As in the previous case the Buddha spent these respective months, blessing people by His visits and preaching. The length of time necessary for traversing the country was reduced from seven to four months, for reasons as described above. Because of the shortage of time, that seven, or six, or five, or four month journey had a distance of one hundred yojanas. As in the above manner, the areas on either side of this one hundred yojanas journey were also visited. Hence it is said: “Anto maṇḍhala journey ranges altogether three hundred yojanas.”

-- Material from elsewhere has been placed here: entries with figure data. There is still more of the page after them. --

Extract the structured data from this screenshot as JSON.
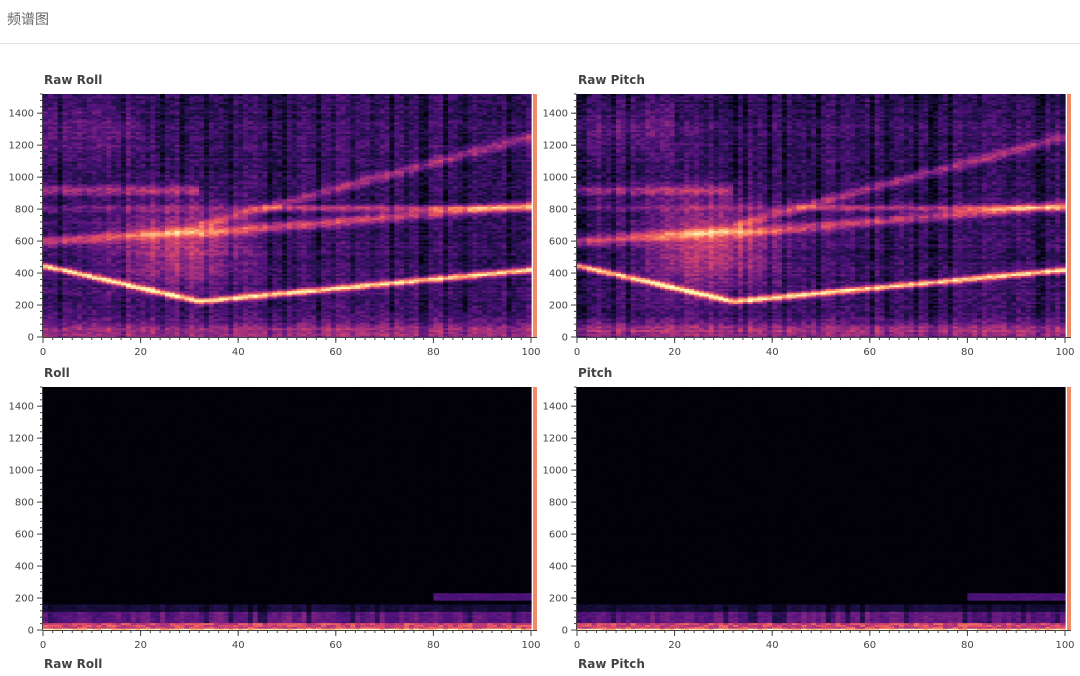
{
  "page": {
    "title": "频谱图"
  },
  "chart_data": [
    {
      "type": "heatmap",
      "title": "Raw Roll",
      "variant": "raw",
      "seed": 11,
      "xlim": [
        0,
        100
      ],
      "ylim": [
        0,
        1520
      ],
      "xticks": [
        0,
        20,
        40,
        60,
        80,
        100
      ],
      "yticks": [
        0,
        200,
        400,
        600,
        800,
        1000,
        1200,
        1400
      ],
      "colormap": "magma",
      "colorbar_color": "#f28a68"
    },
    {
      "type": "heatmap",
      "title": "Raw Pitch",
      "variant": "raw",
      "seed": 23,
      "xlim": [
        0,
        100
      ],
      "ylim": [
        0,
        1520
      ],
      "xticks": [
        0,
        20,
        40,
        60,
        80,
        100
      ],
      "yticks": [
        0,
        200,
        400,
        600,
        800,
        1000,
        1200,
        1400
      ],
      "colormap": "magma",
      "colorbar_color": "#f28a68"
    },
    {
      "type": "heatmap",
      "title": "Roll",
      "variant": "filtered",
      "seed": 37,
      "xlim": [
        0,
        100
      ],
      "ylim": [
        0,
        1520
      ],
      "xticks": [
        0,
        20,
        40,
        60,
        80,
        100
      ],
      "yticks": [
        0,
        200,
        400,
        600,
        800,
        1000,
        1200,
        1400
      ],
      "colormap": "magma",
      "colorbar_color": "#f28a68"
    },
    {
      "type": "heatmap",
      "title": "Pitch",
      "variant": "filtered",
      "seed": 51,
      "xlim": [
        0,
        100
      ],
      "ylim": [
        0,
        1520
      ],
      "xticks": [
        0,
        20,
        40,
        60,
        80,
        100
      ],
      "yticks": [
        0,
        200,
        400,
        600,
        800,
        1000,
        1200,
        1400
      ],
      "colormap": "magma",
      "colorbar_color": "#f28a68"
    },
    {
      "type": "heatmap",
      "title": "Raw Roll"
    },
    {
      "type": "heatmap",
      "title": "Raw Pitch"
    }
  ]
}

It should be borne in mind that the Buddha had set out on anyone of these itineraries not for receiving the four requisites, namely, robe, food, shelter, medicine, but out of compassionate consideration and with the sole purpose of affording opportunity to the poor, the ignorant, the aged, the sick, who would have no means of paying homage to Him at any other time. Of them, some would be pleased just to see Him, some would like to offer flowers and sweet scents, or a morsel of hard earned food, and there would be those who had given up wrong view to take up the Right View. Such encounters with Him would bring about lasting peace, prosperity and happiness for these people.

This was how the Buddha, after having kept the fifth vassa in the Mahāvana forest at Vesali, travelled to Savatthi and Rājagaha with the villages on their outskirts (by way of any of the three kinds of journey) for the uplift of all living beings and administering the Elixir of the Dhamma with His preaching. He kept the sixth vassa at Mount Makula Monastery, which was situated by the side of the ocean and was shaded and walled by a forest of star flower trees, saving all deserving human and celestial beings and Brahmās from the sufferings of sentient existence.